The third most common method for confronting the problems of diversity is soft segregation where you end up with a multi-tier social order. The dominant group gets all the privileges and benefits of society. The lower orders are barred from positions of authority and perhaps have fewer legal rights. Muslims prefer this model. Europeans used to treat the Jews as a guest race of people, with limited legal rights. In America, this was the mode employed after the Civil War to manage blacks. In the North it was implicit and in the South it was explicit.

None of these models are seen as legitimate or moral by modern Western leaders. America still maintains reservations for Indians, but that’s only because no one knows how to get rid of them. The Europeans still have a gypsy problem, but like the Indian problem, no one knows what to do about it so it is ignored. Otherwise, the West has no interest in segregation or compulsory assimilation when it comes to the challenges of diversity. In fact, diversity is viewed as an unalloyed good so any attempt to temper it is forbidden.

That has resulted in the current way of meeting the challenge of diversity in the West, which is Proportionalism. This is where the costs of violating liberal principles are weighed against the perceived benefits from violating the principles. For instance, legal discrimination is wrong as a principle, but quotas and set asides allegedly have benefits that are too valuable to pass up, so the state engages in active racism in hiring. Because the scales are entirely subjective based on one’s point of view and the moment in time, there can be no fixed rules, just a mindset.

A good recent example is the Freddy Gray case in Baltimore. The city charged every cop involved with the highest possible count, even though little evidence suggested they did anything wrong, much less deliberately criminal. The victim was black so the city violated the rights of the cops and ruined their lives because the city thought the benefits outweighed the rights of the cops. In other words, naked racism to counter the consequences of perceived racism was justified based on expected outcomes in this particular case.

The result of this mode of thought, this philosophical outlook, is a thicket of rules and precedents that are incoherent in isolation because they exist only in the moment. America is a land where you can be sued for discriminating against blacks in favor of whites, while simultaneously being sued for discriminating against whites in favor of blacks. Since there are no set rules that apply all the time, you could lose both cases in the same courthouse. It all depends upon the judge and the circumstances.

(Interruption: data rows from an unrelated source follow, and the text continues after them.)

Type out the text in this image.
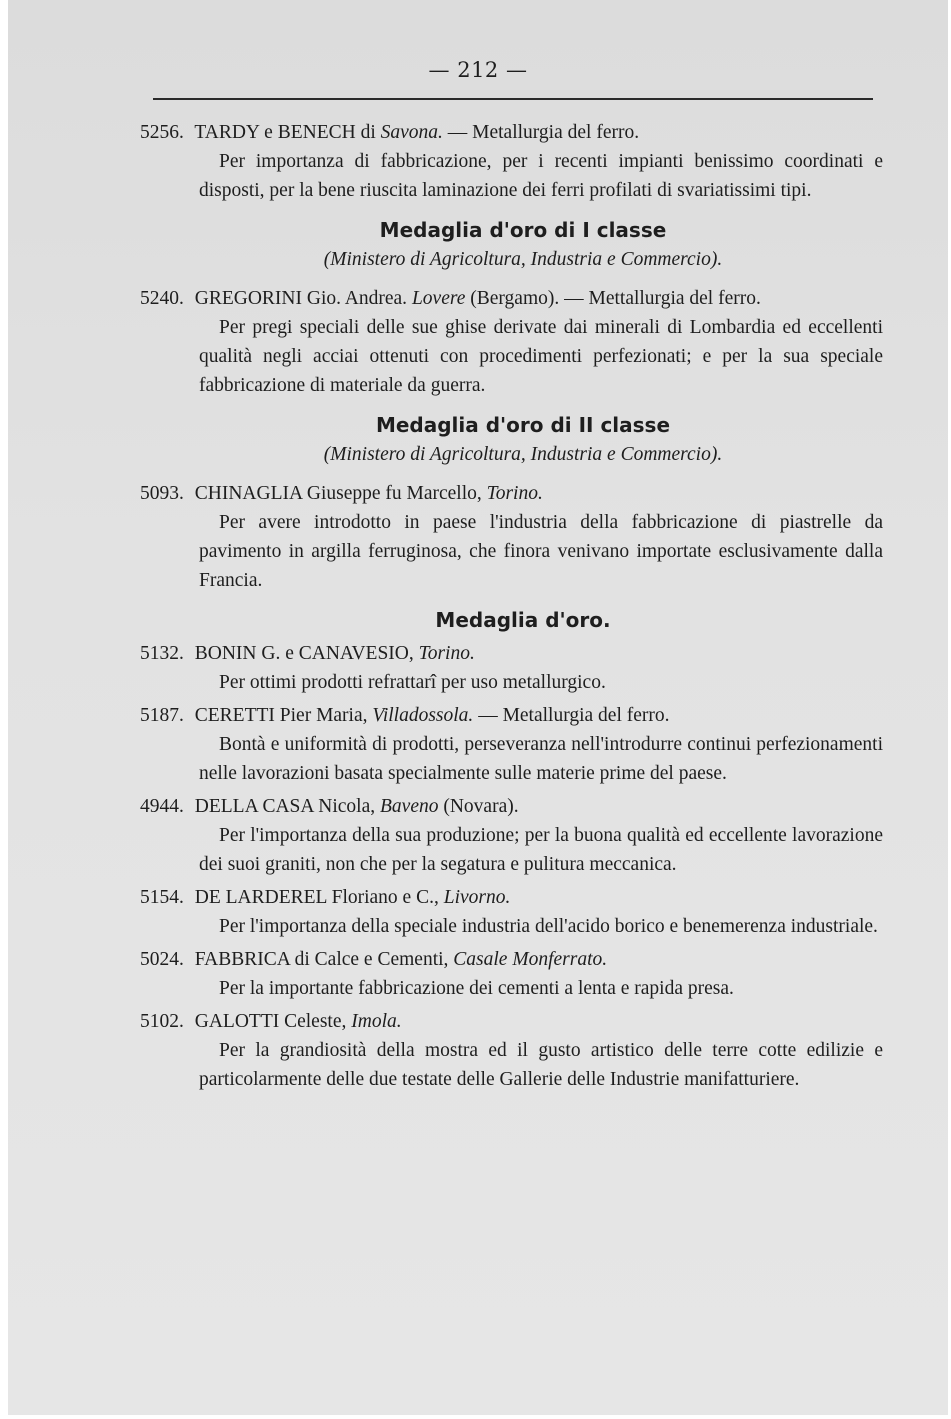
— 212 —

5256. TARDY e BENECH di Savona. — Metallurgia del ferro.

Per importanza di fabbricazione, per i recenti impianti benissimo coordinati e disposti, per la bene riuscita laminazione dei ferri profilati di svariatissimi tipi.

Medaglia d'oro di I classe
(Ministero di Agricoltura, Industria e Commercio).

5240. GREGORINI Gio. Andrea. Lovere (Bergamo). — Mettallurgia del ferro.

Per pregi speciali delle sue ghise derivate dai minerali di Lombardia ed eccellenti qualità negli acciai ottenuti con procedimenti perfezionati; e per la sua speciale fabbricazione di materiale da guerra.

Medaglia d'oro di II classe
(Ministero di Agricoltura, Industria e Commercio).

5093. CHINAGLIA Giuseppe fu Marcello, Torino.

Per avere introdotto in paese l'industria della fabbricazione di piastrelle da pavimento in argilla ferruginosa, che finora venivano importate esclusivamente dalla Francia.

Medaglia d'oro.

5132. BONIN G. e CANAVESIO, Torino.

Per ottimi prodotti refrattarî per uso metallurgico.

5187. CERETTI Pier Maria, Villadossola. — Metallurgia del ferro.

Bontà e uniformità di prodotti, perseveranza nell'introdurre continui perfezionamenti nelle lavorazioni basata specialmente sulle materie prime del paese.

4944. DELLA CASA Nicola, Baveno (Novara).

Per l'importanza della sua produzione; per la buona qualità ed eccellente lavorazione dei suoi graniti, non che per la segatura e pulitura meccanica.

5154. DE LARDEREL Floriano e C., Livorno.

Per l'importanza della speciale industria dell'acido borico e benemerenza industriale.

5024. FABBRICA di Calce e Cementi, Casale Monferrato.

Per la importante fabbricazione dei cementi a lenta e rapida presa.

5102. GALOTTI Celeste, Imola.

Per la grandiosità della mostra ed il gusto artistico delle terre cotte edilizie e particolarmente delle due testate delle Gallerie delle Industrie manifatturiere.
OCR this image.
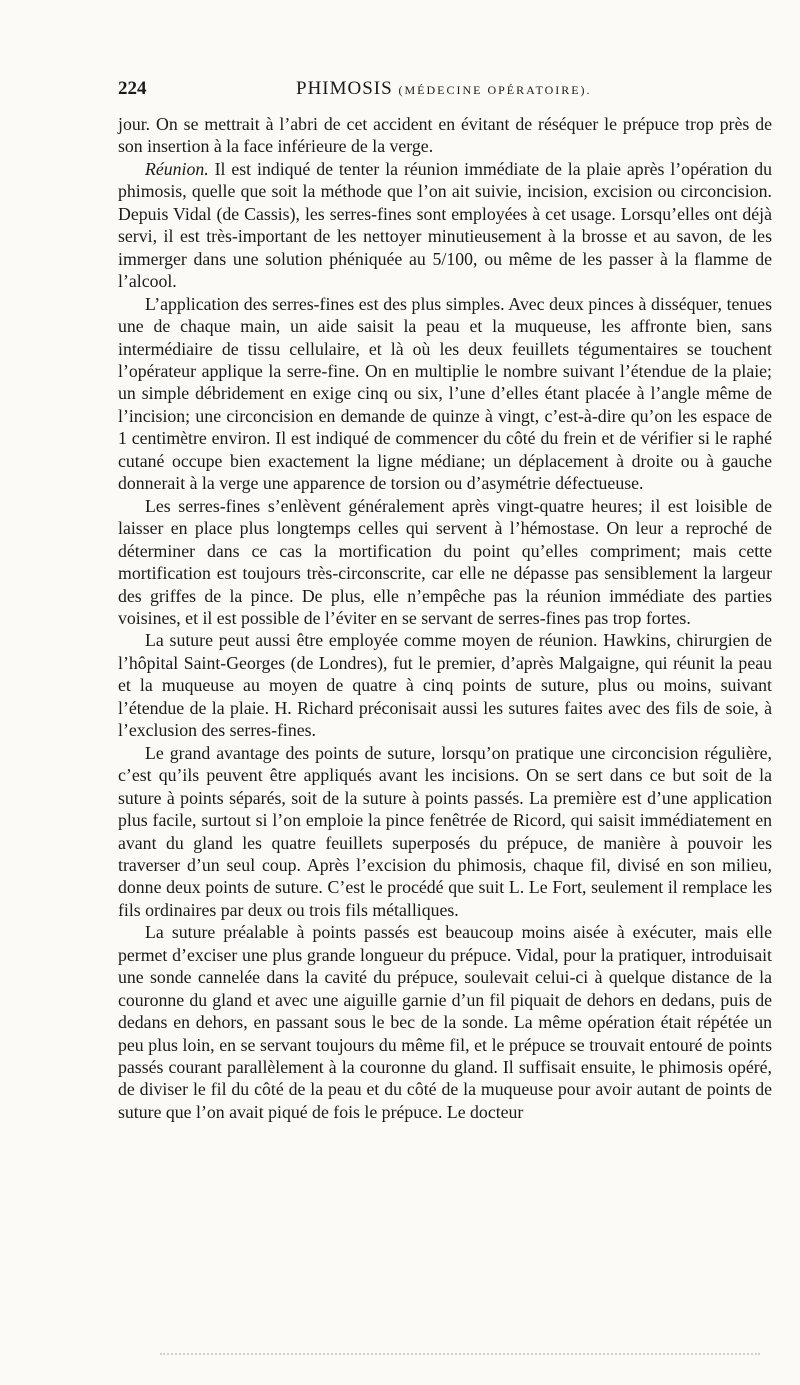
224	PHIMOSIS (MÉDECINE OPÉRATOIRE).

jour. On se mettrait à l’abri de cet accident en évitant de réséquer le prépuce trop près de son insertion à la face inférieure de la verge.

Réunion. Il est indiqué de tenter la réunion immédiate de la plaie après l’opération du phimosis, quelle que soit la méthode que l’on ait suivie, incision, excision ou circoncision. Depuis Vidal (de Cassis), les serres-fines sont employées à cet usage. Lorsqu’elles ont déjà servi, il est très-important de les nettoyer minutieusement à la brosse et au savon, de les immerger dans une solution phéniquée au 5/100, ou même de les passer à la flamme de l’alcool.

L’application des serres-fines est des plus simples. Avec deux pinces à disséquer, tenues une de chaque main, un aide saisit la peau et la muqueuse, les affronte bien, sans intermédiaire de tissu cellulaire, et là où les deux feuillets tégumentaires se touchent l’opérateur applique la serre-fine. On en multiplie le nombre suivant l’étendue de la plaie; un simple débridement en exige cinq ou six, l’une d’elles étant placée à l’angle même de l’incision; une circoncision en demande de quinze à vingt, c’est-à-dire qu’on les espace de 1 centimètre environ. Il est indiqué de commencer du côté du frein et de vérifier si le raphé cutané occupe bien exactement la ligne médiane; un déplacement à droite ou à gauche donnerait à la verge une apparence de torsion ou d’asymétrie défectueuse.

Les serres-fines s’enlèvent généralement après vingt-quatre heures; il est loisible de laisser en place plus longtemps celles qui servent à l’hémostase. On leur a reproché de déterminer dans ce cas la mortification du point qu’elles compriment; mais cette mortification est toujours très-circonscrite, car elle ne dépasse pas sensiblement la largeur des griffes de la pince. De plus, elle n’empêche pas la réunion immédiate des parties voisines, et il est possible de l’éviter en se servant de serres-fines pas trop fortes.

La suture peut aussi être employée comme moyen de réunion. Hawkins, chirurgien de l’hôpital Saint-Georges (de Londres), fut le premier, d’après Malgaigne, qui réunit la peau et la muqueuse au moyen de quatre à cinq points de suture, plus ou moins, suivant l’étendue de la plaie. H. Richard préconisait aussi les sutures faites avec des fils de soie, à l’exclusion des serres-fines.

Le grand avantage des points de suture, lorsqu’on pratique une circoncision régulière, c’est qu’ils peuvent être appliqués avant les incisions. On se sert dans ce but soit de la suture à points séparés, soit de la suture à points passés. La première est d’une application plus facile, surtout si l’on emploie la pince fenêtrée de Ricord, qui saisit immédiatement en avant du gland les quatre feuillets superposés du prépuce, de manière à pouvoir les traverser d’un seul coup. Après l’excision du phimosis, chaque fil, divisé en son milieu, donne deux points de suture. C’est le procédé que suit L. Le Fort, seulement il remplace les fils ordinaires par deux ou trois fils métalliques.

La suture préalable à points passés est beaucoup moins aisée à exécuter, mais elle permet d’exciser une plus grande longueur du prépuce. Vidal, pour la pratiquer, introduisait une sonde cannelée dans la cavité du prépuce, soulevait celui-ci à quelque distance de la couronne du gland et avec une aiguille garnie d’un fil piquait de dehors en dedans, puis de dedans en dehors, en passant sous le bec de la sonde. La même opération était répétée un peu plus loin, en se servant toujours du même fil, et le prépuce se trouvait entouré de points passés courant parallèlement à la couronne du gland. Il suffisait ensuite, le phimosis opéré, de diviser le fil du côté de la peau et du côté de la muqueuse pour avoir autant de points de suture que l’on avait piqué de fois le prépuce. Le docteur
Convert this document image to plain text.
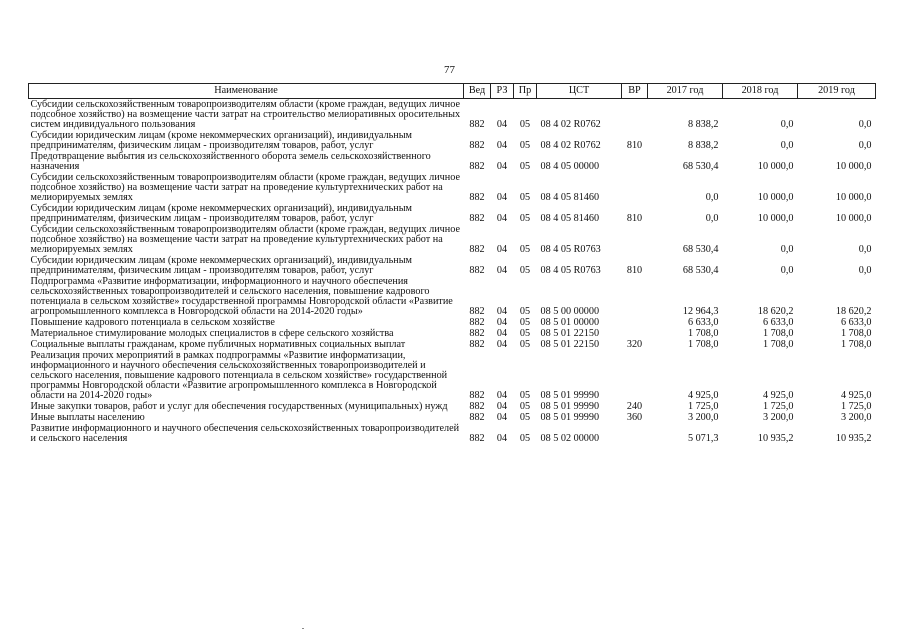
77
Наименование	Вед	РЗ	Пр	ЦСТ	ВР	2017 год	2018 год	2019 год
Субсидии сельскохозяйственным товаропроизводителям области (кроме граждан, ведущих личное подсобное хозяйство) на возмещение части затрат на строительство мелиоративных оросительных систем индивидуального пользования	882	04	05	08 4 02 R0762		8 838,2	0,0	0,0
Субсидии юридическим лицам (кроме некоммерческих организаций), индивидуальным предпринимателям, физическим лицам - производителям товаров, работ, услуг	882	04	05	08 4 02 R0762	810	8 838,2	0,0	0,0
Предотвращение выбытия из сельскохозяйственного оборота земель сельскохозяйственного назначения	882	04	05	08 4 05 00000		68 530,4	10 000,0	10 000,0
Субсидии сельскохозяйственным товаропроизводителям области (кроме граждан, ведущих личное подсобное хозяйство) на возмещение части затрат на проведение культуртехнических работ на мелиорируемых землях	882	04	05	08 4 05 81460		0,0	10 000,0	10 000,0
Субсидии юридическим лицам (кроме некоммерческих организаций), индивидуальным предпринимателям, физическим лицам - производителям товаров, работ, услуг	882	04	05	08 4 05 81460	810	0,0	10 000,0	10 000,0
Субсидии сельскохозяйственным товаропроизводителям области (кроме граждан, ведущих личное подсобное хозяйство) на возмещение части затрат на проведение культуртехнических работ на мелиорируемых землях	882	04	05	08 4 05 R0763		68 530,4	0,0	0,0
Субсидии юридическим лицам (кроме некоммерческих организаций), индивидуальным предпринимателям, физическим лицам - производителям товаров, работ, услуг	882	04	05	08 4 05 R0763	810	68 530,4	0,0	0,0
Подпрограмма «Развитие информатизации, информационного и научного обеспечения сельскохозяйственных товаропроизводителей и сельского населения, повышение кадрового потенциала в сельском хозяйстве» государственной программы Новгородской области «Развитие агропромышленного комплекса в Новгородской области на 2014-2020 годы»	882	04	05	08 5 00 00000		12 964,3	18 620,2	18 620,2
Повышение кадрового потенциала в сельском хозяйстве	882	04	05	08 5 01 00000		6 633,0	6 633,0	6 633,0
Материальное стимулирование молодых специалистов в сфере сельского хозяйства	882	04	05	08 5 01 22150		1 708,0	1 708,0	1 708,0
Социальные выплаты гражданам, кроме публичных нормативных социальных выплат	882	04	05	08 5 01 22150	320	1 708,0	1 708,0	1 708,0
Реализация прочих мероприятий в рамках подпрограммы «Развитие информатизации, информационного и научного обеспечения сельскохозяйственных товаропроизводителей и сельского населения, повышение кадрового потенциала в сельском хозяйстве» государственной программы Новгородской области «Развитие агропромышленного комплекса в Новгородской области на 2014-2020 годы»	882	04	05	08 5 01 99990		4 925,0	4 925,0	4 925,0
Иные закупки товаров, работ и услуг для обеспечения государственных (муниципальных) нужд	882	04	05	08 5 01 99990	240	1 725,0	1 725,0	1 725,0
Иные выплаты населению	882	04	05	08 5 01 99990	360	3 200,0	3 200,0	3 200,0
Развитие информационного и научного обеспечения сельскохозяйственных товаропроизводителей и сельского населения	882	04	05	08 5 02 00000		5 071,3	10 935,2	10 935,2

There’s a word for arbitrary application of the law. It’s called tyranny. That is the inevitable end of Proportionalism because benefits and costs are always subjective. The City of Baltimore looked at the lives of six police officers and said they were not worth another riot. The family of the police officers had a very different valuation of these things. The dozens of dead black guys would probably have a different calculation, but the police went on a silent strike so those black guys got killed and no longer have a say.

The reason tyranny eventually collapses is it devolves into a recursive use of resources in order to maintain itself. Once the law becomes arbitrary, the violations of the law, and the willingness to flaunt flout the law, increase exponentially. The only thing everyone knows is that voluntary compliance has no benefit. This requires an exponential growth of authority to maintain order. Eventually, the cost of order exceeds the resources available to the authority and collapse ensues. It’s why authoritarian regimes tend not to live long past their founder.